Under the changes, to come into effect in July 2022, families with more than one child aged five and under in care will see a 30 per cent increase in the level of subsidy received - to a maximum subsidy of 95 per cent - for their second and subsequent children.
The government said this will benefit 250,000 families.
The $10,560 subsidy cap per child will also be removed for families with a combined income of more than $189,390.
Ms O'Connor said she and her partner Adrian Milne - who is a full-time accountant - were investigating exactly how the changes would affect their Hamilton South family, which includes twins Orlagh and Sadbh, aged three, and son Tadhg, aged two.
But they believe they will be better off.
Ms O'Connor said the family pays $140 a day for child care for their three children and she takes home $450 from two days work.
She said the gap between child care fees and her take home pay would only grow if both the subsidy they received increased and her pay did too.
"If the changes were to come into effect I would definitely put the kids into care for probably three or four days rather than the two, because financially it would be a bit more worth it," she said.
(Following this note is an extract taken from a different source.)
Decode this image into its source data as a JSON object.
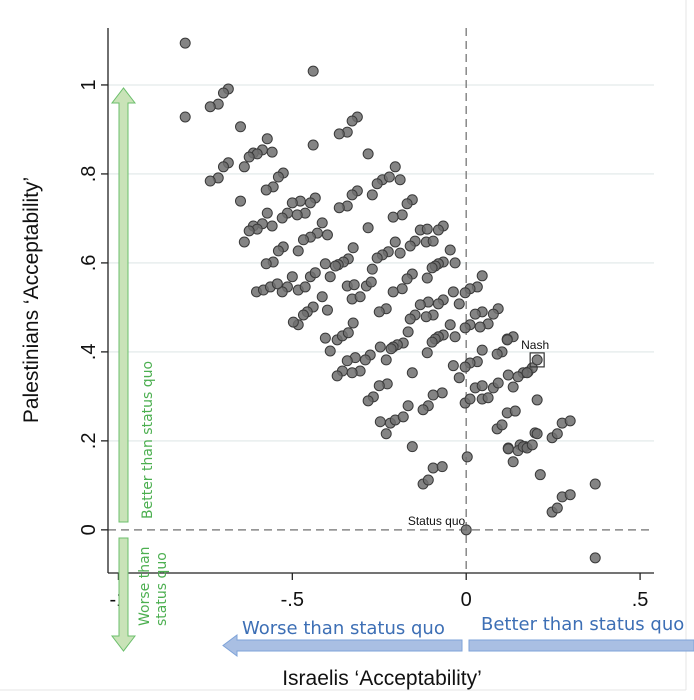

"It would be fantastic, coming from the experience of having the twins where everything doubled at once, to have that opportunity to not feel like you're paying double everything.
"It will make it a lot easier to return to the workforce and not feel like you're not really getting much back from it financially if it's all going to child care.
"They really enjoy the child care as well, especially as three year olds and going on four they get the social benefits from being in care and learn a lot from the centre as well."
She said increasing the twins' days at child care would also help with their transition to school in 2023.